Cautions: 4 for 27 laps
| Laps | Reason |
| 74-76 | Debris |
| 99-106 | Mark Dismore's engine leaks oil on track |
| 145-154 | Guerrero, Hamilton and Salazar crash |
| 165-170 | Jimmy Kite crash |

==Standings after the race==
- Drivers' Championship standings

| Pos | Driver | Points |
|---|---|---|
| 1 | USA Tony Stewart | 233 |
| 2 | USA Davey Hamilton | 226 |
| 3 | USA Eddie Cheever | 189 |
| 4 | BRA Marco Greco | 188 |
| 5 | USA Buzz Calkins | 183 |

- Note: Only the top five positions are included for the standings.

== Broadcasting ==
===Television===
Although the event was run on July 26, the race was not broadcast live.
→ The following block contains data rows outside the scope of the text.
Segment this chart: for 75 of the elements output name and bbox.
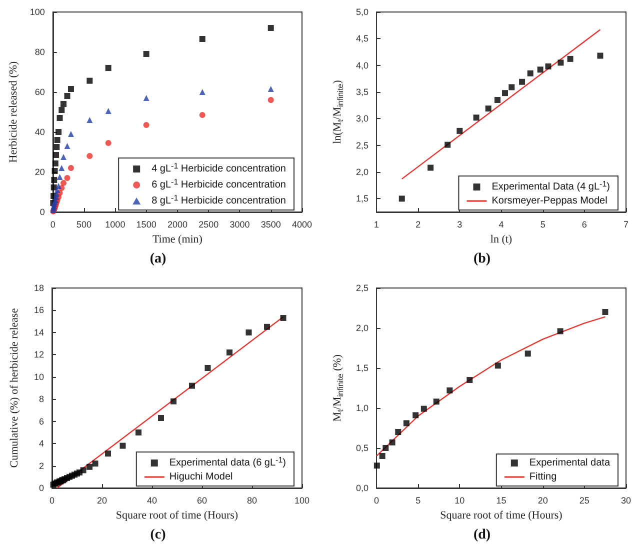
y-tick-label: 2 — [38, 460, 44, 471]
y-tick-label: 100 — [30, 7, 45, 17]
y-tick-label: 16 — [34, 305, 44, 316]
y-tick-label: 8 — [38, 394, 44, 404]
y-tick-label: 3,5 — [356, 87, 368, 97]
x-axis-title: ln (t) — [490, 233, 512, 246]
x-tick-label: 2500 — [198, 220, 219, 230]
legend-label: Fitting — [529, 472, 557, 482]
x-tick-label: 20 — [96, 496, 108, 506]
x-tick-label: 4000 — [292, 220, 312, 230]
x-tick-label: 0 — [374, 496, 380, 506]
x-tick-label: 0 — [49, 496, 55, 506]
x-tick-label: 3 — [457, 220, 462, 230]
y-axis-title: Cumulative (%) of herbicide release — [8, 308, 20, 468]
x-tick-label: 7 — [623, 220, 629, 230]
text: (c) — [150, 528, 166, 542]
x-tick-label: 80 — [246, 496, 258, 506]
y-tick-label: 3,0 — [356, 114, 368, 124]
y-tick-label: 6 — [38, 416, 44, 426]
y-tick-label: 10 — [34, 372, 44, 382]
x-tick-label: 500 — [76, 220, 92, 230]
y-tick-label: 18 — [34, 283, 44, 293]
y-tick-label: 20 — [34, 167, 45, 177]
y-tick-label: 0,0 — [356, 483, 368, 493]
x-tick-label: 1000 — [105, 220, 126, 230]
x-tick-label: 5 — [416, 496, 421, 506]
y-tick-label: 1,0 — [356, 403, 368, 413]
text: (a) — [150, 252, 166, 266]
x-tick-label: 2000 — [167, 220, 188, 230]
y-tick-label: 12 — [34, 350, 44, 360]
text: (d) — [473, 528, 491, 542]
y-axis-title: Herbicide released (%) — [8, 60, 20, 163]
x-tick-label: 6 — [582, 220, 587, 230]
y-tick-label: 60 — [34, 87, 45, 97]
x-tick-label: 40 — [146, 496, 158, 506]
x-tick-label: 100 — [294, 496, 310, 506]
x-tick-label: 1500 — [136, 220, 156, 230]
x-tick-label: 15 — [496, 496, 506, 506]
x-axis-title: Square root of time (Hours) — [116, 509, 238, 522]
x-tick-label: 2 — [416, 220, 421, 230]
y-tick-label: 80 — [34, 47, 45, 57]
y-axis-title: ln(Mt/Minfinite) — [332, 80, 345, 144]
x-tick-label: 4 — [498, 220, 504, 230]
y-tick-label: 0 — [40, 207, 45, 217]
legend-label: Korsmeyer-Peppas Model — [492, 196, 608, 206]
y-tick-label: 2,5 — [356, 140, 368, 150]
x-tick-label: 25 — [579, 496, 590, 506]
x-tick-label: 0 — [50, 220, 56, 230]
y-tick-label: 40 — [34, 127, 45, 137]
y-tick-label: 2,5 — [356, 283, 368, 293]
y-tick-label: 1,5 — [356, 363, 368, 373]
x-axis-title: Square root of time (Hours) — [440, 509, 563, 522]
legend-label: Higuchi Model — [169, 472, 233, 482]
x-tick-label: 3500 — [260, 220, 281, 230]
y-axis-title: Mt/Minfinite (%) — [332, 354, 345, 422]
y-tick-label: 14 — [34, 327, 44, 338]
y-tick-label: 5,0 — [356, 7, 368, 17]
x-tick-label: 5 — [540, 220, 546, 230]
x-axis-title: Time (min) — [152, 233, 203, 246]
x-tick-label: 1 — [374, 220, 380, 230]
text: (b) — [473, 252, 491, 266]
x-tick-label: 3000 — [230, 220, 250, 230]
y-tick-label: 4,0 — [356, 60, 368, 70]
x-tick-label: 10 — [454, 496, 465, 506]
x-tick-label: 30 — [620, 496, 632, 506]
y-tick-label: 4 — [38, 438, 44, 449]
y-tick-label: 4,5 — [356, 34, 368, 44]
y-tick-label: 0 — [38, 483, 44, 493]
y-tick-label: 0,5 — [356, 443, 368, 453]
legend-label: Experimental data — [529, 458, 610, 468]
y-tick-label: 2,0 — [356, 323, 368, 333]
x-tick-label: 60 — [196, 496, 208, 506]
x-tick-label: 20 — [538, 496, 548, 506]
y-tick-label: 1,5 — [356, 194, 368, 204]
y-tick-label: 2,0 — [356, 167, 368, 177]
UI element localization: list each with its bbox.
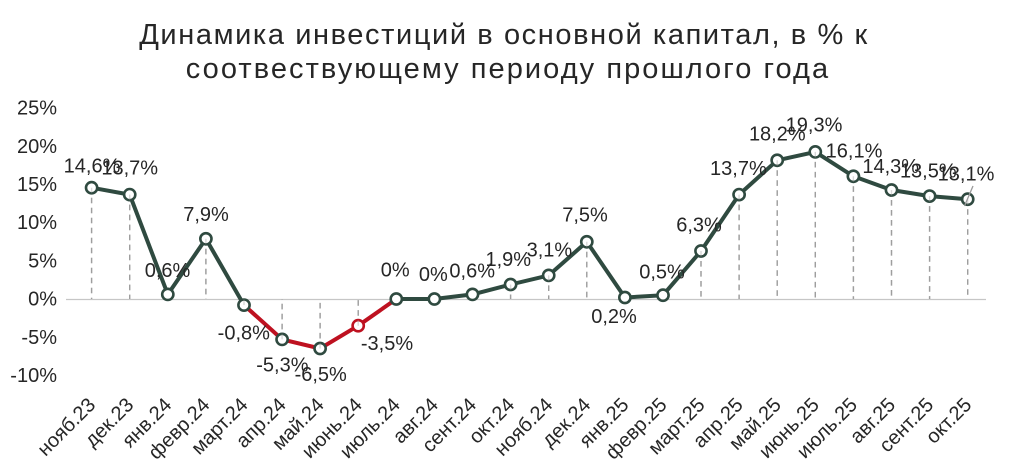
svg-text:15%: 15%	[17, 174, 57, 196]
svg-text:14,6%: 14,6%	[64, 156, 121, 178]
svg-text:7,9%: 7,9%	[183, 204, 229, 226]
svg-text:-6,5%: -6,5%	[295, 364, 347, 386]
svg-text:14,3%: 14,3%	[862, 156, 919, 178]
svg-text:0%: 0%	[381, 259, 410, 281]
svg-text:Динамика инвестиций в основной: Динамика инвестиций в основной капитал, …	[139, 19, 869, 51]
svg-text:6,3%: 6,3%	[676, 215, 722, 237]
svg-text:соотвествующему периоду прошло: соотвествующему периоду прошлого года	[186, 53, 830, 85]
svg-text:13,7%: 13,7%	[710, 158, 767, 180]
svg-text:0%: 0%	[419, 264, 448, 286]
svg-text:20%: 20%	[17, 136, 57, 158]
svg-text:25%: 25%	[17, 98, 57, 120]
svg-text:-0,8%: -0,8%	[218, 323, 270, 345]
svg-text:13,5%: 13,5%	[900, 161, 957, 183]
svg-text:0,2%: 0,2%	[591, 306, 637, 328]
svg-text:0,6%: 0,6%	[449, 261, 495, 283]
svg-text:-3,5%: -3,5%	[361, 333, 413, 355]
svg-text:-5,3%: -5,3%	[256, 354, 308, 376]
svg-text:16,1%: 16,1%	[826, 141, 883, 163]
svg-text:18,2%: 18,2%	[749, 123, 806, 145]
svg-text:0%: 0%	[28, 289, 57, 311]
svg-text:0,6%: 0,6%	[145, 260, 191, 282]
svg-text:3,1%: 3,1%	[527, 240, 573, 262]
svg-text:5%: 5%	[28, 250, 57, 272]
svg-text:-10%: -10%	[10, 365, 57, 387]
svg-text:13,7%: 13,7%	[101, 158, 158, 180]
svg-text:1,9%: 1,9%	[486, 249, 532, 271]
svg-text:7,5%: 7,5%	[562, 205, 608, 227]
svg-text:19,3%: 19,3%	[786, 114, 843, 136]
svg-text:13,1%: 13,1%	[938, 164, 995, 186]
svg-text:0,5%: 0,5%	[639, 262, 685, 284]
svg-text:10%: 10%	[17, 212, 57, 234]
svg-text:-5%: -5%	[21, 327, 57, 349]
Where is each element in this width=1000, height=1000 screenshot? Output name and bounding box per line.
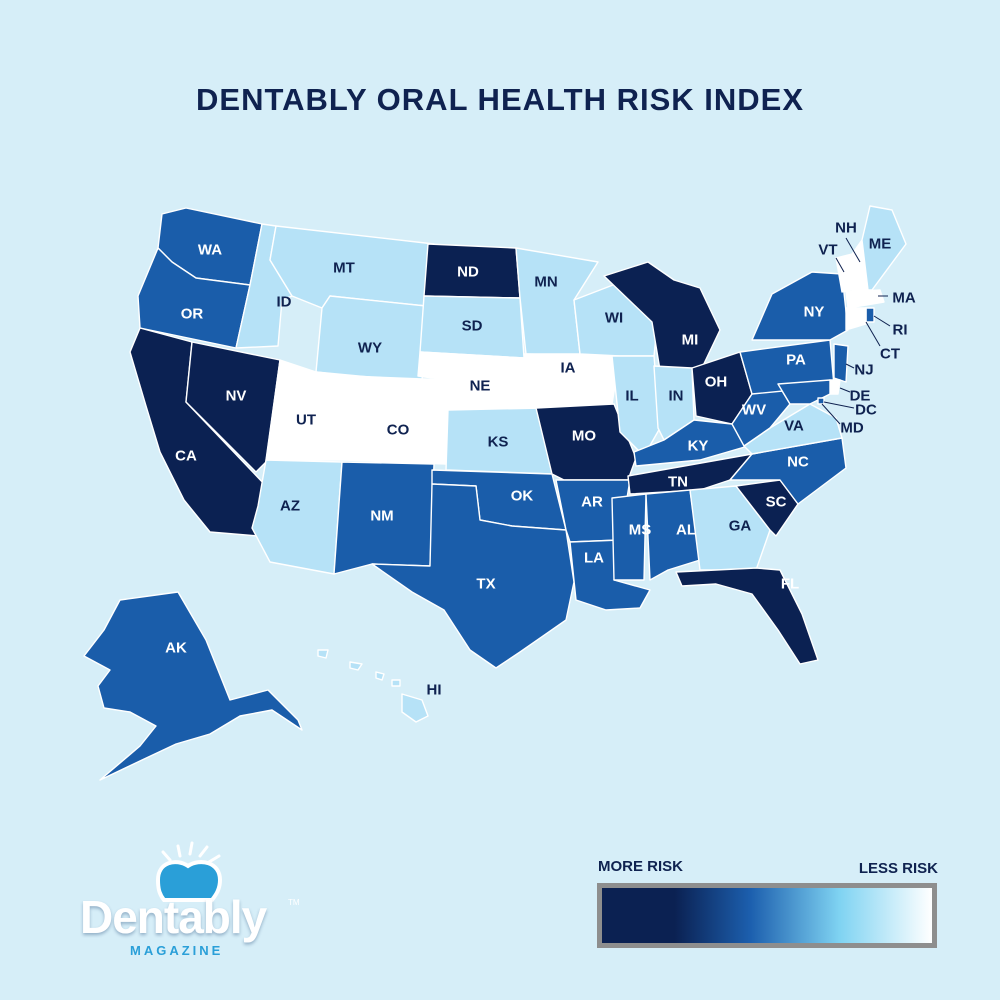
state-label-fl: FL [781, 576, 799, 593]
state-label-wa: WA [198, 242, 222, 259]
legend-more-risk-label: MORE RISK [598, 858, 684, 875]
state-ms [611, 493, 647, 581]
state-label-mn: MN [534, 274, 557, 291]
state-il [611, 355, 661, 457]
tooth-icon [155, 841, 223, 902]
state-label-nh: NH [835, 220, 857, 237]
state-hi [317, 649, 429, 723]
leader-line-ct [865, 321, 881, 347]
state-label-la: LA [584, 550, 604, 567]
state-al [645, 489, 701, 581]
state-label-ms: MS [629, 522, 652, 539]
state-label-sc: SC [766, 494, 787, 511]
state-az [251, 459, 343, 575]
state-label-ga: GA [729, 518, 752, 535]
state-label-ok: OK [511, 488, 534, 505]
state-ma [845, 289, 885, 309]
state-label-id: ID [277, 294, 292, 311]
state-ct [845, 307, 867, 331]
state-label-ks: KS [488, 434, 509, 451]
state-label-ia: IA [561, 360, 576, 377]
state-co [343, 375, 449, 465]
state-nj [833, 343, 849, 383]
leader-line-md [821, 403, 841, 425]
state-label-tn: TN [668, 474, 688, 491]
state-mi [603, 261, 721, 373]
state-label-nd: ND [457, 264, 479, 281]
map-title: DENTABLY ORAL HEALTH RISK INDEX [196, 82, 804, 117]
state-label-md: MD [840, 420, 863, 437]
state-label-ut: UT [296, 412, 316, 429]
state-label-de: DE [850, 388, 871, 405]
state-nv [185, 341, 281, 473]
state-label-tx: TX [476, 576, 495, 593]
state-label-ri: RI [893, 322, 908, 339]
leader-line-nj [845, 363, 855, 369]
leader-line-vt [835, 257, 845, 273]
state-labels: WA OR CA NV ID MT WY UT CO AZ NM ND SD NE KS OK TX MN IA MO… [165, 220, 916, 699]
dentably-logo: Dentably TM MAGAZINE [80, 840, 310, 960]
state-ut [265, 359, 351, 461]
state-tx [371, 483, 575, 669]
state-label-nc: NC [787, 454, 809, 471]
state-sc [735, 479, 799, 537]
logo-subtitle: MAGAZINE [130, 943, 224, 958]
state-label-mt: MT [333, 260, 355, 277]
state-ny [751, 271, 849, 341]
state-label-nv: NV [226, 388, 247, 405]
state-label-ct: CT [880, 346, 900, 363]
state-label-co: CO [387, 422, 410, 439]
state-ga [689, 485, 771, 571]
state-label-mi: MI [682, 332, 699, 349]
state-label-sd: SD [462, 318, 483, 335]
state-de [829, 379, 841, 395]
states-layer [83, 205, 907, 781]
state-label-me: ME [869, 236, 892, 253]
state-label-ca: CA [175, 448, 197, 465]
state-label-in: IN [669, 388, 684, 405]
state-label-ky: KY [688, 438, 709, 455]
state-label-nj: NJ [854, 362, 873, 379]
state-label-wy: WY [358, 340, 382, 357]
state-fl [675, 567, 819, 665]
state-label-dc: DC [855, 402, 877, 419]
state-label-wi: WI [605, 310, 623, 327]
state-label-mo: MO [572, 428, 596, 445]
state-label-pa: PA [786, 352, 806, 369]
state-label-or: OR [181, 306, 204, 323]
state-label-vt: VT [818, 242, 837, 259]
leader-line-de [839, 387, 851, 393]
state-label-ak: AK [165, 640, 187, 657]
state-label-oh: OH [705, 374, 728, 391]
state-label-az: AZ [280, 498, 300, 515]
state-ri [865, 307, 875, 323]
state-tn [627, 453, 753, 495]
state-label-nm: NM [370, 508, 393, 525]
state-ak [83, 591, 303, 781]
legend-less-risk-label: LESS RISK [858, 860, 938, 877]
state-me [861, 205, 907, 291]
state-label-ny: NY [804, 304, 825, 321]
state-label-ne: NE [470, 378, 491, 395]
leader-line-nh [845, 237, 861, 263]
state-label-wv: WV [742, 402, 766, 419]
logo-trademark: TM [288, 898, 300, 907]
legend-gradient-bar [597, 883, 937, 948]
state-label-ma: MA [892, 290, 915, 307]
state-label-ar: AR [581, 494, 603, 511]
state-dc [817, 397, 825, 405]
leader-line-ri [873, 315, 891, 327]
leader-lines [821, 237, 891, 425]
state-label-va: VA [784, 418, 804, 435]
leader-line-dc [823, 401, 855, 409]
state-label-al: AL [676, 522, 696, 539]
state-label-il: IL [625, 388, 638, 405]
logo-wordmark: Dentably [80, 891, 267, 943]
state-label-hi: HI [427, 682, 442, 699]
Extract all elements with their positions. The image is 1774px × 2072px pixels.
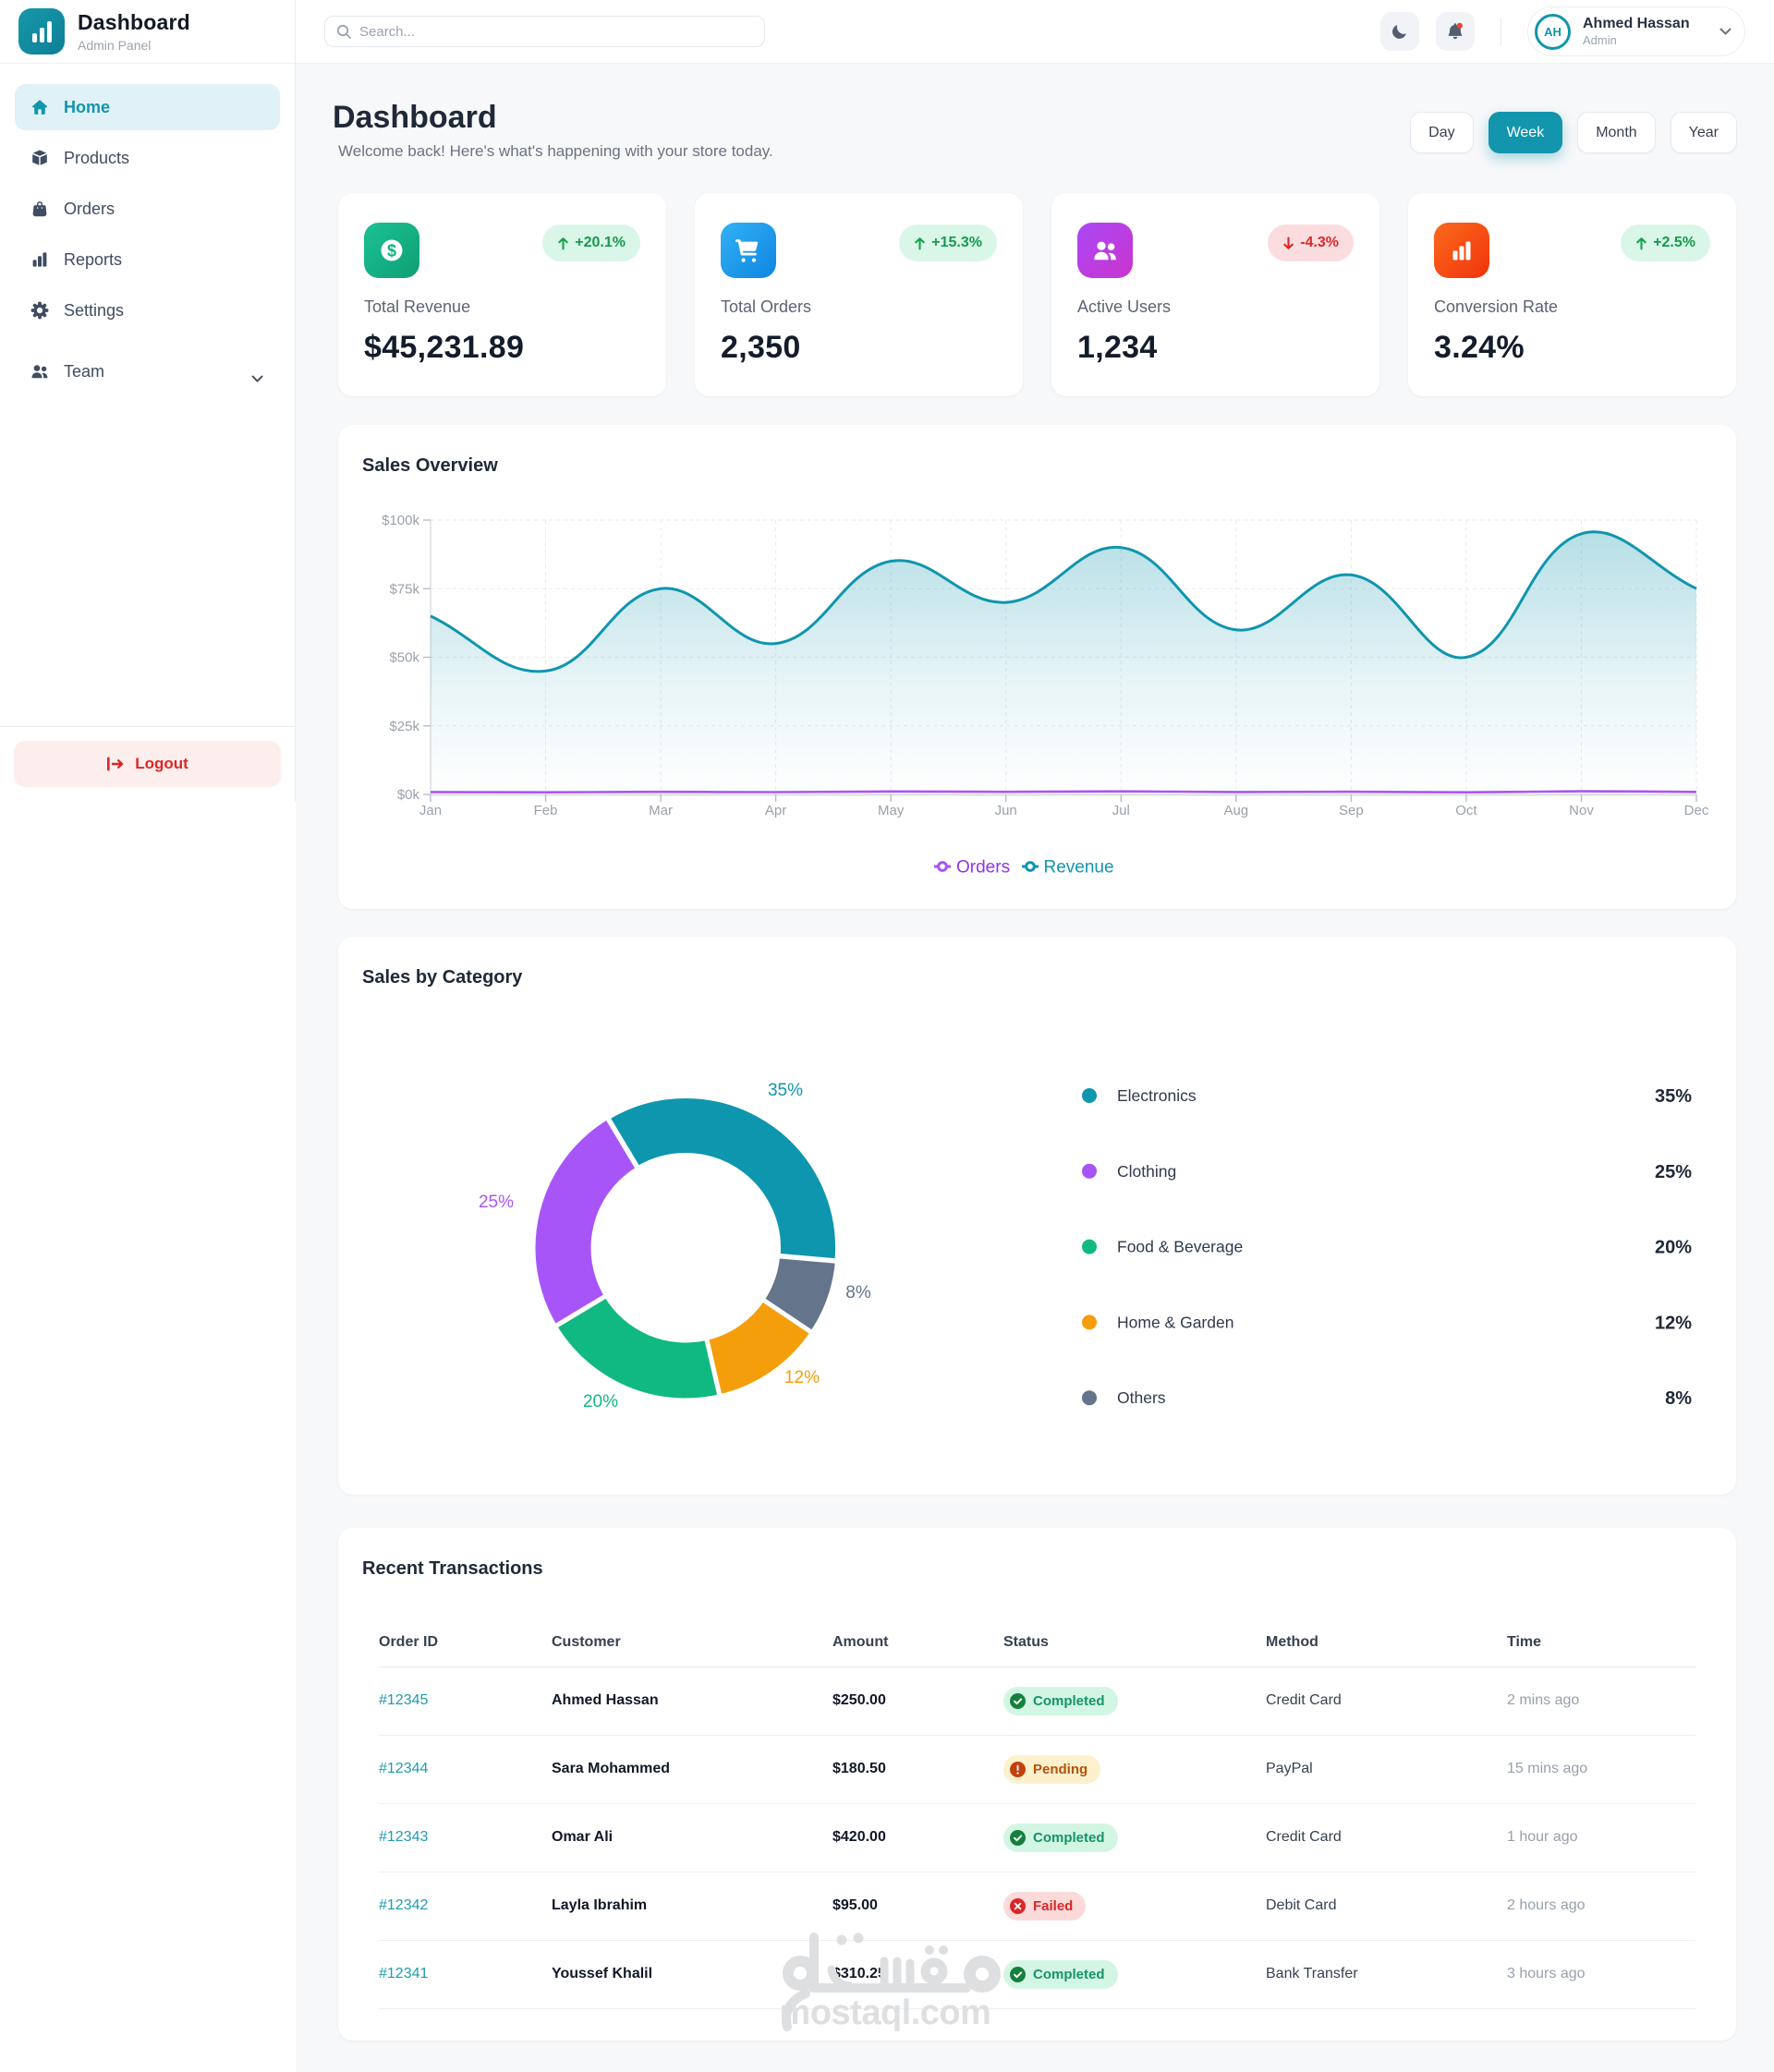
svg-text:20%: 20% <box>583 1392 618 1412</box>
svg-text:$25k: $25k <box>389 719 419 734</box>
svg-text:Electronics: Electronics <box>1117 1086 1197 1105</box>
svg-text:Feb: Feb <box>534 803 558 818</box>
svg-text:Nov: Nov <box>1569 803 1594 818</box>
svg-text:$75k: $75k <box>389 581 419 597</box>
svg-text:Oct: Oct <box>1455 803 1477 818</box>
svg-text:12%: 12% <box>1655 1313 1692 1333</box>
svg-text:Jun: Jun <box>995 803 1017 818</box>
svg-text:$: $ <box>387 241 396 260</box>
svg-text:Apr: Apr <box>765 803 786 818</box>
svg-text:Jan: Jan <box>419 803 442 818</box>
svg-text:12%: 12% <box>784 1368 820 1387</box>
svg-text:$100k: $100k <box>382 513 419 528</box>
svg-text:Food & Beverage: Food & Beverage <box>1117 1238 1243 1256</box>
svg-text:Orders: Orders <box>956 858 1010 878</box>
svg-text:Revenue: Revenue <box>1044 858 1114 878</box>
svg-text:8%: 8% <box>845 1283 871 1303</box>
svg-text:Others: Others <box>1117 1388 1166 1407</box>
svg-text:Mar: Mar <box>649 803 673 818</box>
svg-text:25%: 25% <box>1655 1162 1692 1182</box>
svg-text:35%: 35% <box>768 1081 803 1100</box>
svg-text:25%: 25% <box>479 1193 514 1212</box>
svg-text:8%: 8% <box>1665 1388 1692 1409</box>
svg-text:May: May <box>878 803 905 818</box>
svg-text:Jul: Jul <box>1112 803 1130 818</box>
svg-text:20%: 20% <box>1655 1238 1692 1258</box>
svg-text:$50k: $50k <box>389 650 419 666</box>
svg-text:Dec: Dec <box>1684 803 1709 818</box>
svg-text:Aug: Aug <box>1223 803 1248 818</box>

Instead, CBS carried it on a one-day tape delay as part of its sports anthology series, which was known at the time as The CBS Sports Show.

Mike Joy was the lap-by-lap commentator. Scott Sharp, who at the time was nursing injuries that were preventing him from driving, was the driver analyst in the booth. Brian Hammons and Mike King reported from the pits.